You're kind of in an awkward position as you've already had a one-sided TRAM. Unless your particulars of your tumor were particularly nasty (ER/PR-, poorly differentiated, or possessing the Her2Neu oncogene), I'd probably suggest trying to match your existing breast to the TRAM with an implant for most patients I guess. That has it's own sets of trade-offs for looking for breast cancer though, as mammograms will be slightly impaired. It will also age differently as compared to your TRAM , although less so then when you have an implant reconstruction versus a normal brest on the other side.

If the though of long-term surveillence "anxiety" is going to make you uncomfortable, then mastectomy and a GAP (gluteal artery perforator) would most likely get you the best symmetry.

Anonymous said...

Dr. Oliver. Thanks for your response.

I realize that there will never be a "right" answer as to what's best in this situation, and that much of it really comes down to what I'm comfortable with. I guess that if I really knew that I'd get a good cosmetic result I'd do the mastectomy. But I'd be really upset if the flap failed.

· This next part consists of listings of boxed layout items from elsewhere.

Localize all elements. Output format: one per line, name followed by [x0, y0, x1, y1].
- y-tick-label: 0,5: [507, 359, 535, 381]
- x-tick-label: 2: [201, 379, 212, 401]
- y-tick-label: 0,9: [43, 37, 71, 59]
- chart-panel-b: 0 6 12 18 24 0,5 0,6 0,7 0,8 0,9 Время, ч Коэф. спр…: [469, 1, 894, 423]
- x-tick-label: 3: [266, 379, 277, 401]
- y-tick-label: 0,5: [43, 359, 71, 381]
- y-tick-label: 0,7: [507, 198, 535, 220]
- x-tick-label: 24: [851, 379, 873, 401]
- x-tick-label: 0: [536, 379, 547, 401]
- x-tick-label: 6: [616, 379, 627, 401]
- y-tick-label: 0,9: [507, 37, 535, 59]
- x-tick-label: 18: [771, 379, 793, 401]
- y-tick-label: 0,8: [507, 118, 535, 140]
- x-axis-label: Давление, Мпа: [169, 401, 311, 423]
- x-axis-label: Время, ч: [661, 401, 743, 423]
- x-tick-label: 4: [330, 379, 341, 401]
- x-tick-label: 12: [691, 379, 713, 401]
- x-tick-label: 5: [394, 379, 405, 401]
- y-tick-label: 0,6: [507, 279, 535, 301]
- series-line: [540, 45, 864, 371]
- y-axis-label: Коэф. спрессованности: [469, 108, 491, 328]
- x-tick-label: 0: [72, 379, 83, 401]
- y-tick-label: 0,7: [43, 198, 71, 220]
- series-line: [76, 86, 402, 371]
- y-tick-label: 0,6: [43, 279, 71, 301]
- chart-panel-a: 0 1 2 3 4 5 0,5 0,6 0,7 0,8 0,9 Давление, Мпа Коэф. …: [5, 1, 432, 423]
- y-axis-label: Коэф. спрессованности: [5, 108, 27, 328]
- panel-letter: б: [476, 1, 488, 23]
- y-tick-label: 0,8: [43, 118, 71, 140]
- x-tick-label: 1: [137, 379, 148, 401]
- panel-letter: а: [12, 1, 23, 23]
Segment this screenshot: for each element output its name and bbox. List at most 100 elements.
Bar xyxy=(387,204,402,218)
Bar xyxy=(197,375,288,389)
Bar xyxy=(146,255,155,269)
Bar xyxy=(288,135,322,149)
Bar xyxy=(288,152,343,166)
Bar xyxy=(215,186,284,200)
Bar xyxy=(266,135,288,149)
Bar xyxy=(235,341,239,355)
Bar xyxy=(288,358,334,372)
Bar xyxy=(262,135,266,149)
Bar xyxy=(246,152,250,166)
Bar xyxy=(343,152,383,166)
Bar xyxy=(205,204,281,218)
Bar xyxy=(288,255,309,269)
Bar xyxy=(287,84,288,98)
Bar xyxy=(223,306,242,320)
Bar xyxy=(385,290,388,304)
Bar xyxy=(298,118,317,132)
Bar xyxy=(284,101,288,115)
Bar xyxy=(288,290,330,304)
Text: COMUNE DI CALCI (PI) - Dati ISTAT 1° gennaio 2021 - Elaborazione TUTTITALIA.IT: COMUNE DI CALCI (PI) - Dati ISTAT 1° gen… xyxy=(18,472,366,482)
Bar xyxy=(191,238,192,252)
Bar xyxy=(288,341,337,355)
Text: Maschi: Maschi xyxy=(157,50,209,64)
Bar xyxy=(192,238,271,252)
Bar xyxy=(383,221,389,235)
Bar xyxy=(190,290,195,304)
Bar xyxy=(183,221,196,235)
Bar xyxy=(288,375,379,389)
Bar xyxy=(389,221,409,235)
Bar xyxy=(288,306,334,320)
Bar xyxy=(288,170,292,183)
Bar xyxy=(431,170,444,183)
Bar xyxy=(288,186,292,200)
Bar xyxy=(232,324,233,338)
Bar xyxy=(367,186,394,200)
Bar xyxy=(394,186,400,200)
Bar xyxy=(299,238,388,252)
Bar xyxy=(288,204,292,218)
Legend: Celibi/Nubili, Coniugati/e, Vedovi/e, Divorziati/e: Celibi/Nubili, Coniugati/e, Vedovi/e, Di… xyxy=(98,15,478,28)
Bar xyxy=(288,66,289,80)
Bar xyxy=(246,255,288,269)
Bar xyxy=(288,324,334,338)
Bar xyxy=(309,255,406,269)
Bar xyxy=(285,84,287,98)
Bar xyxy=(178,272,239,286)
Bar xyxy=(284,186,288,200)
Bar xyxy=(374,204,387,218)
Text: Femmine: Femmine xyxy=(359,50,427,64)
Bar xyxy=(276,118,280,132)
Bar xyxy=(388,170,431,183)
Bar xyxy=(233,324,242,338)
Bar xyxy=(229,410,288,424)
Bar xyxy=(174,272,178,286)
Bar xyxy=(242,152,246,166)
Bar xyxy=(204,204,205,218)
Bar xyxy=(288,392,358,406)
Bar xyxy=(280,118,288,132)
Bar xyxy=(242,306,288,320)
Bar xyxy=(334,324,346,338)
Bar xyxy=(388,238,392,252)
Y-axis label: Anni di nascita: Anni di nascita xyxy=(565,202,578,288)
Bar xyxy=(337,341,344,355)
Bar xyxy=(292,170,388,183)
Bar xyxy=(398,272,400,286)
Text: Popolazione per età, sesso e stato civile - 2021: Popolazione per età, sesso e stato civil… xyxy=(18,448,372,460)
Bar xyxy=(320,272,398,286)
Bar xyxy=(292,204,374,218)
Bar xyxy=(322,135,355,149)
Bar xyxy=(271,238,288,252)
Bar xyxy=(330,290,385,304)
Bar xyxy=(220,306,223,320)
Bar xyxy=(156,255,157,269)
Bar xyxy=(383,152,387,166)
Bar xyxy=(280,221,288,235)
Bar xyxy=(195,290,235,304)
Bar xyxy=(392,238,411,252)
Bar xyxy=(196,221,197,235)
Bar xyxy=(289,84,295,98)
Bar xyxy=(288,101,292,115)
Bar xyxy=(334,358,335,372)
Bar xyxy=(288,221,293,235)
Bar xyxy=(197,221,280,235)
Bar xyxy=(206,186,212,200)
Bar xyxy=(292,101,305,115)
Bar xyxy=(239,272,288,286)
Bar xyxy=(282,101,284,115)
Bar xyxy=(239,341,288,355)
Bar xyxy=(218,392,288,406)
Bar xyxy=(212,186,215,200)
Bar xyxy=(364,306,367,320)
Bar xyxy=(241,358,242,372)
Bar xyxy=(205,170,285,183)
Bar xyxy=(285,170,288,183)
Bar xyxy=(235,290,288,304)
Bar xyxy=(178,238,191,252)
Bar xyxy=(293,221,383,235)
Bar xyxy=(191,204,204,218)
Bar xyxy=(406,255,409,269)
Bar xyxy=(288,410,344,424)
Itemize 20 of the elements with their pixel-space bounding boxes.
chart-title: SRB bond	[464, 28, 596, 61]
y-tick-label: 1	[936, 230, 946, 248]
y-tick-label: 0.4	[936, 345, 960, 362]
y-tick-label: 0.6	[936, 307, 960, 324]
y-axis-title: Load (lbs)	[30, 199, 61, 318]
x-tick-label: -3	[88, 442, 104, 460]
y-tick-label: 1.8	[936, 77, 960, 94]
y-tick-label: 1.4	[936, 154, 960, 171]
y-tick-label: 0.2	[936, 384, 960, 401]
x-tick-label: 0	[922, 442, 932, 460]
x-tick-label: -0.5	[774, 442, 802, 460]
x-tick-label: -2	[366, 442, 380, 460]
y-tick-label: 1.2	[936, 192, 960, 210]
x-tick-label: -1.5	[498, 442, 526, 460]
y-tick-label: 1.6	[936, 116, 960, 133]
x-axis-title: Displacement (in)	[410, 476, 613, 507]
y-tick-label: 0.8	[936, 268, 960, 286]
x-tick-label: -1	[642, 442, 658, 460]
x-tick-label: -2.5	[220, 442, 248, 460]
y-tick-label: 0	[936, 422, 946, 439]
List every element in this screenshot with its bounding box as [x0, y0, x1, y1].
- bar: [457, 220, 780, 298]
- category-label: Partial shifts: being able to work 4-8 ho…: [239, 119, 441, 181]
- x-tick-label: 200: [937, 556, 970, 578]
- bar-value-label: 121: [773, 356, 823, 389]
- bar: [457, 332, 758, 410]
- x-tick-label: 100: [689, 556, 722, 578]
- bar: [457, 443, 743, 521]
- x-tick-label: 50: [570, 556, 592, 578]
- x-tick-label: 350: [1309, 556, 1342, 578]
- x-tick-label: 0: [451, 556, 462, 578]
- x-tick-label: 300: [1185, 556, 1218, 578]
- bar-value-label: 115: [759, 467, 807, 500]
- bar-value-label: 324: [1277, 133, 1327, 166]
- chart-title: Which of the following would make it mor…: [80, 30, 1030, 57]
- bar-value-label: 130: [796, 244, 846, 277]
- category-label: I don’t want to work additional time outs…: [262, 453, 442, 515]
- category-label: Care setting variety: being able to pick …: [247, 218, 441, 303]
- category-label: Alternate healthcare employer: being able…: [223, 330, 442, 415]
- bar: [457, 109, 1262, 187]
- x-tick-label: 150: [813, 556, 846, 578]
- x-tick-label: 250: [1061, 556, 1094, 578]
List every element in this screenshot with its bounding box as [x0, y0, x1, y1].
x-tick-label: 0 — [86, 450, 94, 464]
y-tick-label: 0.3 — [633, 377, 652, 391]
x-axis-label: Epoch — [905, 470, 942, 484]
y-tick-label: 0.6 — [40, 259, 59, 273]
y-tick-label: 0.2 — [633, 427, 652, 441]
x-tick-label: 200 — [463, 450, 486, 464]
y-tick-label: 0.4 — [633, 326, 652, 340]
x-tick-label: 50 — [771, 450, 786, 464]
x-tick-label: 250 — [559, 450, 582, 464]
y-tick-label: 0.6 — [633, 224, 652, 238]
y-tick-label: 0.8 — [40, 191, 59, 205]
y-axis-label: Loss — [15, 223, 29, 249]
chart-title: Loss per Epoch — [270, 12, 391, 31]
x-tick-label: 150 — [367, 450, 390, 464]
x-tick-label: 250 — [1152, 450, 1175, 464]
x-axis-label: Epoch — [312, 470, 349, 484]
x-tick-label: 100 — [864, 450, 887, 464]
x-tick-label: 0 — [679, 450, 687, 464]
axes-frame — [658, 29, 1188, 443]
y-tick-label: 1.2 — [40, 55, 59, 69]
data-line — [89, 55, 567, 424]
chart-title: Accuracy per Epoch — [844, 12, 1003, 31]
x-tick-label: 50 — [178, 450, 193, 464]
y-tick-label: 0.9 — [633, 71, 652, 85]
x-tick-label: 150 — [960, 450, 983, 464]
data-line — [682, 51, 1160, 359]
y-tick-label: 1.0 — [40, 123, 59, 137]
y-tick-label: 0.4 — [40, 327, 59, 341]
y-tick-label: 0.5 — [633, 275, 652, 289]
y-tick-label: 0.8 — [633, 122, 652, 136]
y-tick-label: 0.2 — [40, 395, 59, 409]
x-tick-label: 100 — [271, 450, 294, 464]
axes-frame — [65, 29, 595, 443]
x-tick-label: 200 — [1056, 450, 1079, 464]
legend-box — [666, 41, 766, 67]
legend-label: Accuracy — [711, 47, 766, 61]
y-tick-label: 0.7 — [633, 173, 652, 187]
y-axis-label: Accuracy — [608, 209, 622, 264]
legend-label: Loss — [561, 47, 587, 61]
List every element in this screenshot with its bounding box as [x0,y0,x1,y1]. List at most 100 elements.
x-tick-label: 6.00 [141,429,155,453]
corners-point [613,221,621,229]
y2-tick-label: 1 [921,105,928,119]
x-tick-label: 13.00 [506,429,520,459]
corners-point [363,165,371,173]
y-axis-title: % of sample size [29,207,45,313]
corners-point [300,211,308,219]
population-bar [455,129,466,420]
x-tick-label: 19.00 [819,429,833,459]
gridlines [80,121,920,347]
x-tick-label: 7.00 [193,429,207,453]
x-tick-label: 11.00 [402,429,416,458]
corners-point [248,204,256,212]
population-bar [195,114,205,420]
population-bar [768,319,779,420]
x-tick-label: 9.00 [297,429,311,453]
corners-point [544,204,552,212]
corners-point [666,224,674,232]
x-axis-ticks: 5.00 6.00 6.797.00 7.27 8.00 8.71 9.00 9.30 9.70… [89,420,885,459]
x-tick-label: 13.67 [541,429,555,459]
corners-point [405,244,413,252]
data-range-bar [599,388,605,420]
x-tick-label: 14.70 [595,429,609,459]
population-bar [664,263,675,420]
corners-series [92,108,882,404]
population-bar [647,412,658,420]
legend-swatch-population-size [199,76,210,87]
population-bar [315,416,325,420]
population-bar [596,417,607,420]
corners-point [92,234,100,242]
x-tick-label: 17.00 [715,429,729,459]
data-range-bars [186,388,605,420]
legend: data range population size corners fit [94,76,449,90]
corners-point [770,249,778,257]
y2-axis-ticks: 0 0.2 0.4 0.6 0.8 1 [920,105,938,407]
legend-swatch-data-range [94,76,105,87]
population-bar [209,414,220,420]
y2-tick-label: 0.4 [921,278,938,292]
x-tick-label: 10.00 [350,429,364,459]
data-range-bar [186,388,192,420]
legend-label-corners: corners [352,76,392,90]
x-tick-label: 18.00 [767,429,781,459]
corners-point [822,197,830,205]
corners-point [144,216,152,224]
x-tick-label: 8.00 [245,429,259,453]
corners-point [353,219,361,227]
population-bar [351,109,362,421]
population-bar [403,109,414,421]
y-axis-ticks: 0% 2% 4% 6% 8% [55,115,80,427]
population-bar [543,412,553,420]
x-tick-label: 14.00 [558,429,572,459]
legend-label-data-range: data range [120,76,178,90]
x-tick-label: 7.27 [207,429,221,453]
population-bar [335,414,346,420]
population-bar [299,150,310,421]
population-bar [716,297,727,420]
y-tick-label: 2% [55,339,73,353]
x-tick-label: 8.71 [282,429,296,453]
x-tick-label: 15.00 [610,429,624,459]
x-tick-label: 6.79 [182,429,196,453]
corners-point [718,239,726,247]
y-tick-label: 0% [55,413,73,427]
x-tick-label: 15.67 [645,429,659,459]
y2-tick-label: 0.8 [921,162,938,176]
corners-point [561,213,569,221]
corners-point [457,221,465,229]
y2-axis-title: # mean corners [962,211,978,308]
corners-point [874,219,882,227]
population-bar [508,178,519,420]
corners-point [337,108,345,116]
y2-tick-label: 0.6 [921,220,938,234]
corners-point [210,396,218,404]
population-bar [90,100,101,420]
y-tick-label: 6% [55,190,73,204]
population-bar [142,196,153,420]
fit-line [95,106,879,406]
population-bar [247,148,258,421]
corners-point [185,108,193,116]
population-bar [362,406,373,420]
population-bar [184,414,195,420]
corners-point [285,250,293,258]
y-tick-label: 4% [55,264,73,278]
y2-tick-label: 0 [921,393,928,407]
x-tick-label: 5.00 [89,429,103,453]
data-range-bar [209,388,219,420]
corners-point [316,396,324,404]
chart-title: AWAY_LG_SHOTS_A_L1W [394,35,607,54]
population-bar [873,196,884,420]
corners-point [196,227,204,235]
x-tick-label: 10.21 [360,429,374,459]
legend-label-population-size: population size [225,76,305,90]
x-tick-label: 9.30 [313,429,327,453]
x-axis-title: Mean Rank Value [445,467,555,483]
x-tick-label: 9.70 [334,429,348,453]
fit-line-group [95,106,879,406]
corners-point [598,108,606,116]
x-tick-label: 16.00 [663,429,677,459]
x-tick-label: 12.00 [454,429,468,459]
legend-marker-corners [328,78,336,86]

For whatever it's worth, I'd be doing the surgery at UCLA, which has a lot of different "free flap" options.

My 3cm tumor was grade III (BM score 9/9) so poorly differentiated, 45% ER pos. The other tumor was grade II, 80% ER pos. So, a "mixed bag" of pathologies. Also, I was diagnosed at age 39, so hopefully many years of living to do.

I'm not that worried about post recon scans, as my insurance seems to be paying (so far) for yearly bilat MRIs, as I believe that mammogram didn't pick up much of my malignancy.

Thanks again for your comments. They are helpful.

Dr. Rob Oliver Jr. said...

Thank you!

Your tumor and age of onset are indeed a mixed bag. A 3cm tumor is more then a "minor" cancer and would make you a stage II or III depending upon your node status.

There is no "wrong" choice here and I believe you'd find very divergent opinions on the prophylactic mastectomy issue. You're kind of a 'tweener as far as risk assessment.

There are a number of cancer centers in your area for you to solicit opinions from like the John Wayne Cancer center, UCLA, and others.